As part of the previously announced strategic review process undertaken by Artemis to identify value-enhancing strategic alternatives for the Fund, the proposed Fund Conversion transaction was identified as an opportunity to provide Unitholders with the ability to participate in historic rates of appreciation of residential real estate. In connection with the Fund Conversion, Unitholders will be asked to approve certain amendments to the Fund’s declaration of trust, including amending the Fund’s investment strategy, objectives, and restrictions for the limited purpose of permitting the Fund to, and only to the extent required to permit the Fund to, exclusively invest in a portfolio of resale residential real estate properties in Canada through co-ownership agreements with homebuyers and reducing the management expense ratio (which includes the management fee) to a cap of 2.5% and to remove the annual and monthly redemption rights of Unitholders. After giving effect to the Fund Conversion, the Fund will no longer be an investment fund, and will operate as a non-investment fund reporting issuer.
Notice of the Redemption Offer and the timing of the Special Meeting will be provided to Unitholders next week in accordance with the Fund’s declaration of trust.
For further information, please contact your financial advisor or Kingsdale Advisors at 1-800-395-7251 (toll-free in North America) or 416-623-2513 (collect outside North America) or by email at [email protected], or Artemis Investment Management’s investor relations line at (416) 934-7455 or visit our website at www.artemisfunds.ca.
Certain statements in this press release are “forward-looking” within the meaning of applicable Canadian securities laws, including but not limited to statements about the redemption offer and matters relating thereto. Forward‐looking statements are generally, but not always, identified by the words “expects”, “plans”, “anticipates”, “in the event”, “if”, “believes”, “asserts”, “position”, “intends”, “envisages”, “assumes”, “recommends”, “estimates”, “approximate”, “projects”, “potential”, “indicate” and similar expressions, or that events or conditions “will”, “would”, “may”, “could” or “should” occur. In this news release, forward-looking statements relate to, among other things, statements regarding: the timing for the Special Meeting, shareholder and regulatory approvals with respect to the Redemption Offer, the ability of the Fund to complete the Fund Conversion and the timing of any required approvals and consents with respect thereto. Forward‐looking statements are necessarily based upon the current belief, opinions and expectations of the Fund that, while considered reasonable by the Fund, are inherently subject to significant risks and uncertainties that could cause the outcome to differ materially from current expectations. Such risks and uncertainties include, among others, litigation, regulatory, business, economic, competitive, political and social uncertainties and other contingencies.
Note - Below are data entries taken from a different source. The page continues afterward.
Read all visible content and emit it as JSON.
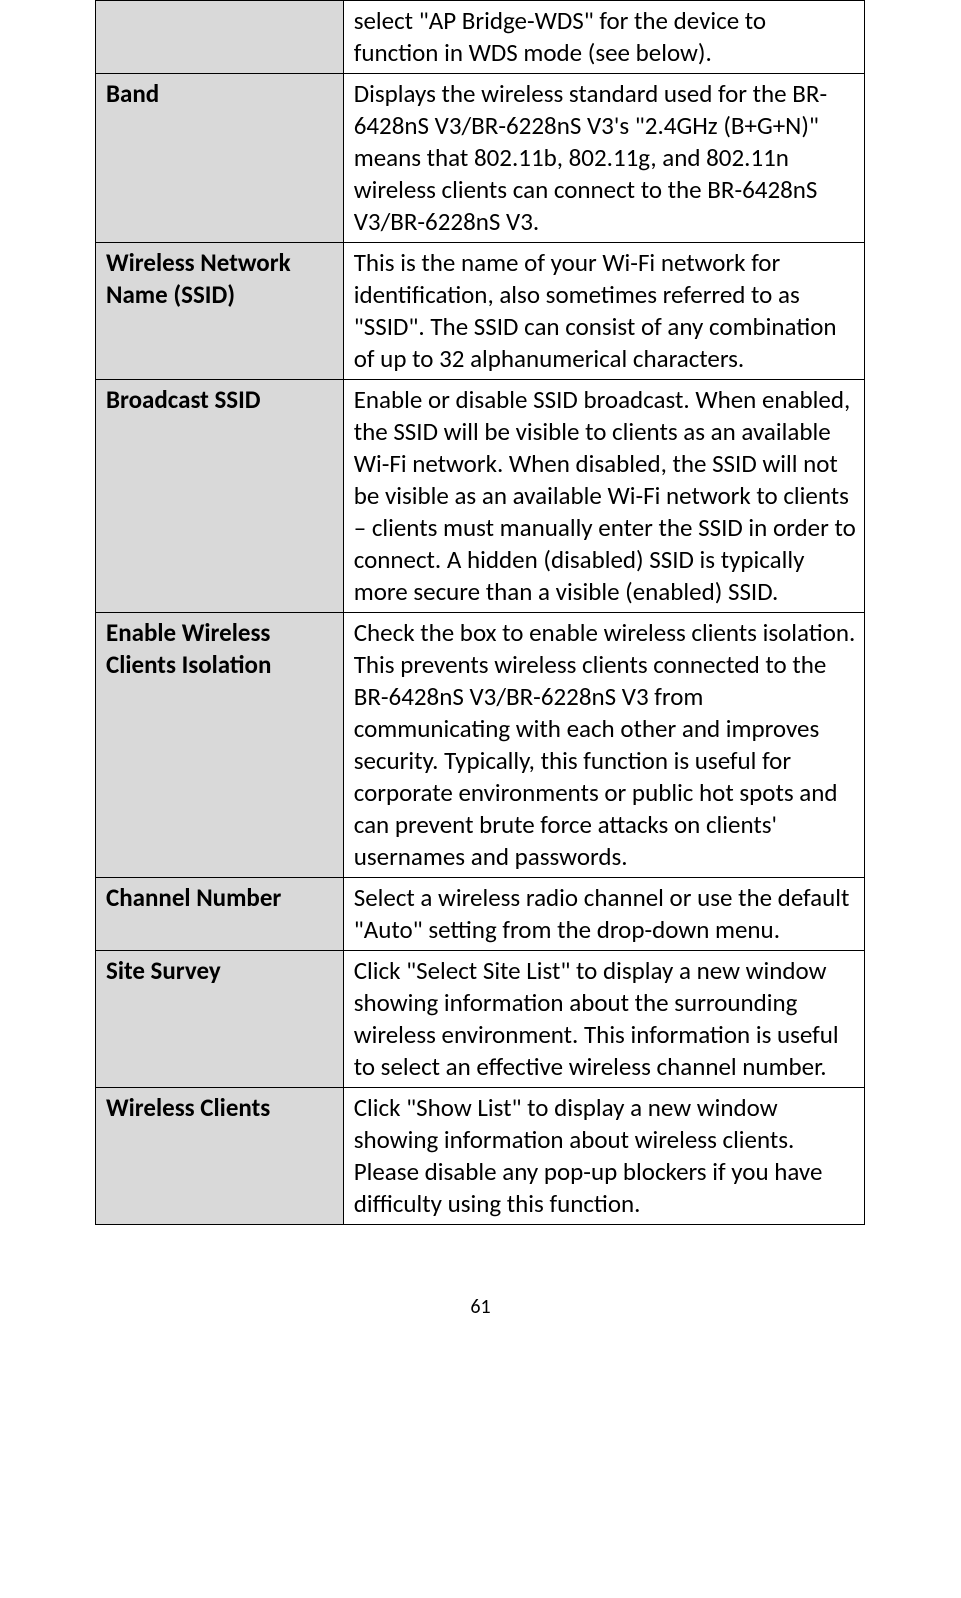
{
  "table": {
    "rows": [
      {
        "label": "",
        "desc": "select \"AP Bridge-WDS\" for the device to function in WDS mode (see below)."
      },
      {
        "label": "Band",
        "desc": "Displays the wireless standard used for the BR-6428nS V3/BR-6228nS V3's \"2.4GHz (B+G+N)\" means that 802.11b, 802.11g, and 802.11n wireless clients can connect to the BR-6428nS V3/BR-6228nS V3."
      },
      {
        "label": "Wireless Network Name (SSID)",
        "desc": "This is the name of your Wi-Fi network for identification, also sometimes referred to as \"SSID\". The SSID can consist of any combination of up to 32 alphanumerical characters."
      },
      {
        "label": "Broadcast SSID",
        "desc": "Enable or disable SSID broadcast. When enabled, the SSID will be visible to clients as an available Wi-Fi network. When disabled, the SSID will not be visible as an available Wi-Fi network to clients – clients must manually enter the SSID in order to connect. A hidden (disabled) SSID is typically more secure than a visible (enabled) SSID."
      },
      {
        "label": "Enable Wireless Clients Isolation",
        "desc": "Check the box to enable wireless clients isolation. This prevents wireless clients connected to the BR-6428nS V3/BR-6228nS V3 from communicating with each other and improves security. Typically, this function is useful for corporate environments or public hot spots and can prevent brute force attacks on clients' usernames and passwords."
      },
      {
        "label": "Channel Number",
        "desc": "Select a wireless radio channel or use the default \"Auto\" setting from the drop-down menu."
      },
      {
        "label": "Site Survey",
        "desc": "Click \"Select Site List\" to display a new window showing information about the surrounding wireless environment. This information is useful to select an effective wireless channel number."
      },
      {
        "label": "Wireless Clients",
        "desc": "Click \"Show List\" to display a new window showing information about wireless clients. Please disable any pop-up blockers if you have difficulty using this function."
      }
    ]
  },
  "page_number": "61"
}
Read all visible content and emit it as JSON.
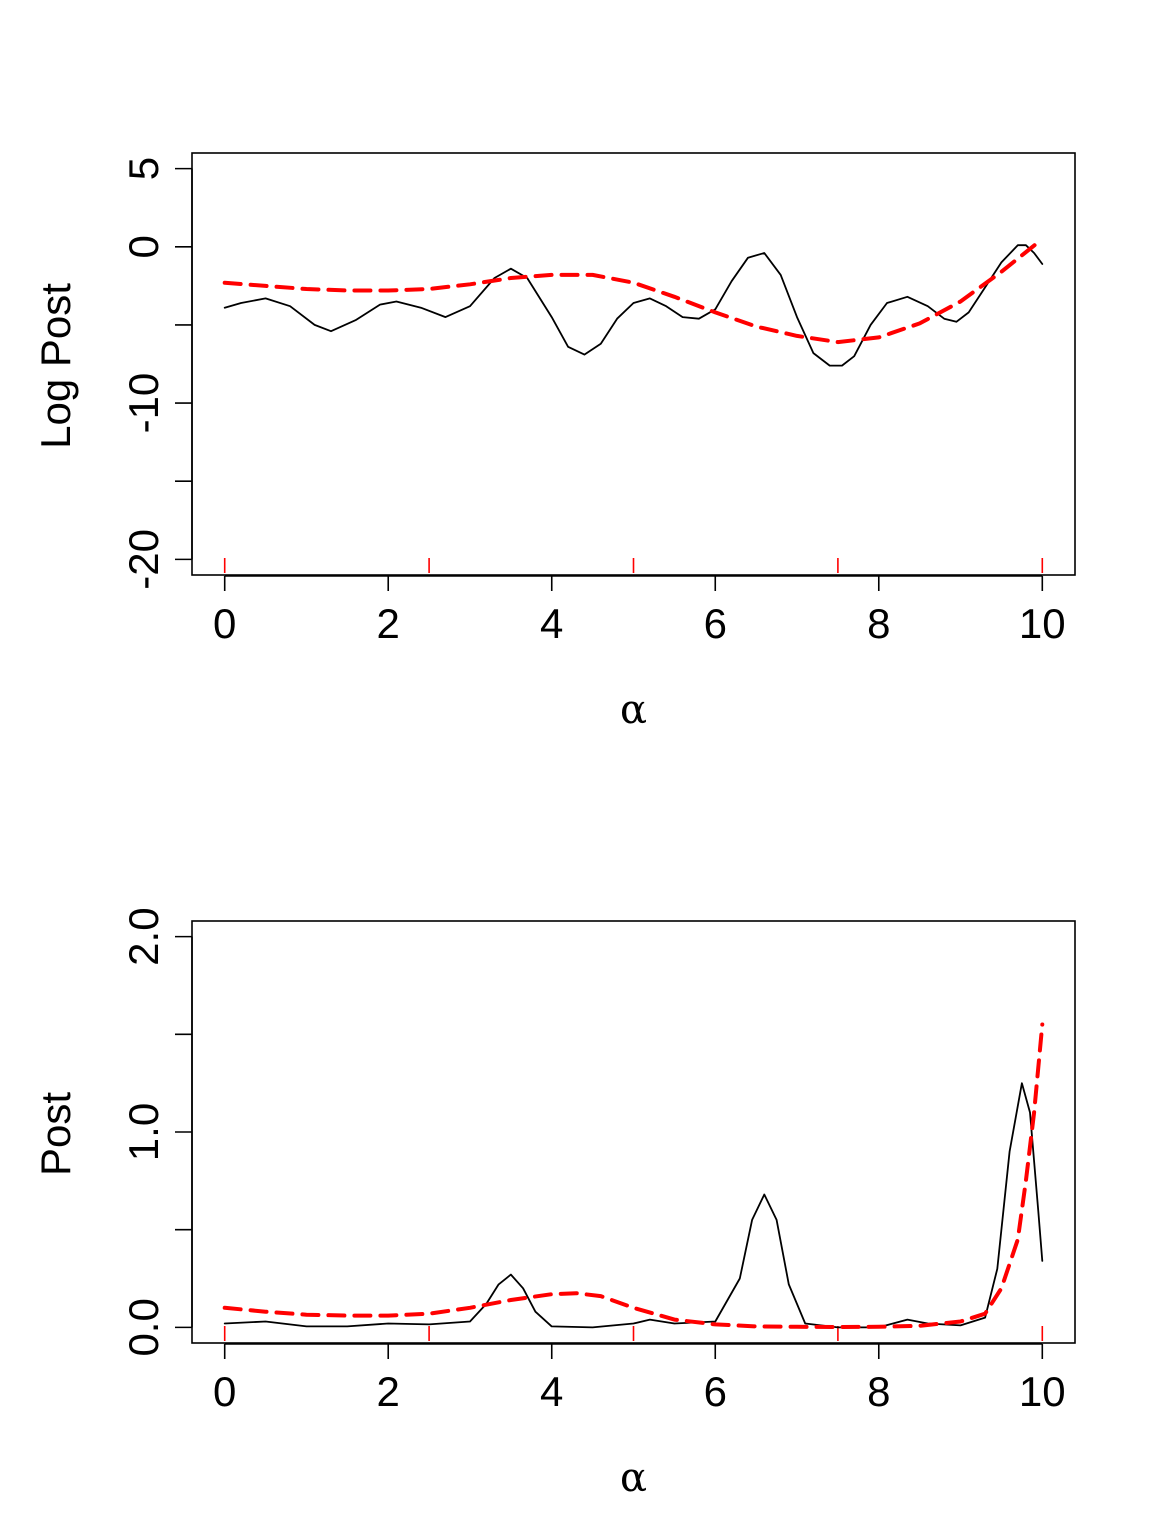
{
  "chart_data": [
    {
      "type": "line",
      "title": "",
      "xlabel": "α",
      "ylabel": "Log Post",
      "xlim": [
        -0.4,
        10.4
      ],
      "ylim": [
        -21,
        6
      ],
      "xticks": [
        0,
        2,
        4,
        6,
        8,
        10
      ],
      "xtick_labels": [
        "0",
        "2",
        "4",
        "6",
        "8",
        "10"
      ],
      "yticks": [
        -20,
        -15,
        -10,
        -5,
        0,
        5
      ],
      "ytick_labels": [
        "-20",
        "",
        "-10",
        "",
        "0",
        "5"
      ],
      "rug": [
        0,
        2.5,
        5,
        7.5,
        10
      ],
      "series": [
        {
          "style": "solid",
          "color": "#000000",
          "x": [
            0,
            0.2,
            0.5,
            0.8,
            1.1,
            1.3,
            1.6,
            1.9,
            2.1,
            2.4,
            2.7,
            3.0,
            3.3,
            3.5,
            3.7,
            4.0,
            4.2,
            4.4,
            4.6,
            4.8,
            5.0,
            5.2,
            5.4,
            5.6,
            5.8,
            6.0,
            6.2,
            6.4,
            6.6,
            6.8,
            7.0,
            7.2,
            7.4,
            7.55,
            7.7,
            7.9,
            8.1,
            8.35,
            8.6,
            8.8,
            8.95,
            9.1,
            9.3,
            9.5,
            9.7,
            9.8,
            9.9,
            10.0
          ],
          "y": [
            -3.9,
            -3.6,
            -3.3,
            -3.8,
            -5.0,
            -5.4,
            -4.7,
            -3.7,
            -3.5,
            -3.9,
            -4.5,
            -3.8,
            -2.0,
            -1.4,
            -2.0,
            -4.5,
            -6.4,
            -6.9,
            -6.2,
            -4.6,
            -3.6,
            -3.3,
            -3.8,
            -4.5,
            -4.6,
            -4.0,
            -2.2,
            -0.7,
            -0.4,
            -1.8,
            -4.5,
            -6.8,
            -7.6,
            -7.6,
            -7.0,
            -5.0,
            -3.6,
            -3.2,
            -3.8,
            -4.6,
            -4.8,
            -4.2,
            -2.6,
            -1.0,
            0.1,
            0.1,
            -0.4,
            -1.1
          ]
        },
        {
          "style": "dashed",
          "color": "#ff0000",
          "x": [
            0,
            0.5,
            1.0,
            1.5,
            2.0,
            2.5,
            3.0,
            3.5,
            4.0,
            4.5,
            5.0,
            5.5,
            6.0,
            6.5,
            7.0,
            7.5,
            8.0,
            8.5,
            9.0,
            9.5,
            10.0
          ],
          "y": [
            -2.3,
            -2.5,
            -2.7,
            -2.8,
            -2.8,
            -2.7,
            -2.4,
            -2.0,
            -1.8,
            -1.8,
            -2.3,
            -3.2,
            -4.2,
            -5.1,
            -5.7,
            -6.1,
            -5.8,
            -4.9,
            -3.5,
            -1.6,
            0.5
          ]
        }
      ]
    },
    {
      "type": "line",
      "title": "",
      "xlabel": "α",
      "ylabel": "Post",
      "xlim": [
        -0.4,
        10.4
      ],
      "ylim": [
        -0.08,
        2.08
      ],
      "xticks": [
        0,
        2,
        4,
        6,
        8,
        10
      ],
      "xtick_labels": [
        "0",
        "2",
        "4",
        "6",
        "8",
        "10"
      ],
      "yticks": [
        0.0,
        0.5,
        1.0,
        1.5,
        2.0
      ],
      "ytick_labels": [
        "0.0",
        "",
        "1.0",
        "",
        "2.0"
      ],
      "rug": [
        0,
        2.5,
        5,
        7.5,
        10
      ],
      "series": [
        {
          "style": "solid",
          "color": "#000000",
          "x": [
            0,
            0.5,
            1.0,
            1.5,
            2.0,
            2.5,
            3.0,
            3.2,
            3.35,
            3.5,
            3.65,
            3.8,
            4.0,
            4.5,
            5.0,
            5.2,
            5.5,
            6.0,
            6.3,
            6.45,
            6.6,
            6.75,
            6.9,
            7.1,
            7.5,
            8.0,
            8.35,
            8.6,
            9.0,
            9.3,
            9.45,
            9.6,
            9.75,
            9.85,
            9.95,
            10.0
          ],
          "y": [
            0.02,
            0.03,
            0.005,
            0.005,
            0.02,
            0.015,
            0.03,
            0.12,
            0.22,
            0.27,
            0.2,
            0.08,
            0.005,
            0.0,
            0.02,
            0.04,
            0.02,
            0.03,
            0.25,
            0.55,
            0.68,
            0.55,
            0.22,
            0.02,
            0.0,
            0.0,
            0.04,
            0.02,
            0.01,
            0.05,
            0.3,
            0.9,
            1.25,
            1.1,
            0.6,
            0.34
          ]
        },
        {
          "style": "dashed",
          "color": "#ff0000",
          "x": [
            0,
            0.5,
            1.0,
            1.5,
            2.0,
            2.5,
            3.0,
            3.5,
            4.0,
            4.3,
            4.6,
            5.0,
            5.5,
            6.0,
            6.5,
            7.0,
            7.5,
            8.0,
            8.5,
            9.0,
            9.3,
            9.5,
            9.7,
            9.8,
            9.9,
            10.0
          ],
          "y": [
            0.1,
            0.08,
            0.065,
            0.06,
            0.06,
            0.07,
            0.1,
            0.14,
            0.17,
            0.175,
            0.16,
            0.1,
            0.04,
            0.015,
            0.005,
            0.003,
            0.002,
            0.003,
            0.008,
            0.03,
            0.07,
            0.2,
            0.45,
            0.75,
            1.1,
            1.55
          ]
        }
      ]
    }
  ]
}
Many factors could cause the Fund’s actual results to differ materially from those expressed or implied in the forward‐looking statements. These factors include, among others, uncertainties related to the Redemption Offer, the Special Meeting, and the Fund Conversion, as well as other risk factors set out under the heading “Risk” in the Fund’s Annual Report for the year ended December 31, 2022, which is available on SEDAR+ at www.sedarplus.ca. There can be no assurance that such statements will prove to be accurate, as actual results and future events could differ materially from those anticipated in such statements. Investors are cautioned not to put undue reliance on forward‐looking statements due to the inherent uncertainty therein. Except as required by law, the Fund assumes no obligation to update the forward-looking statements of beliefs, opinions, projections, or other factors, should they change.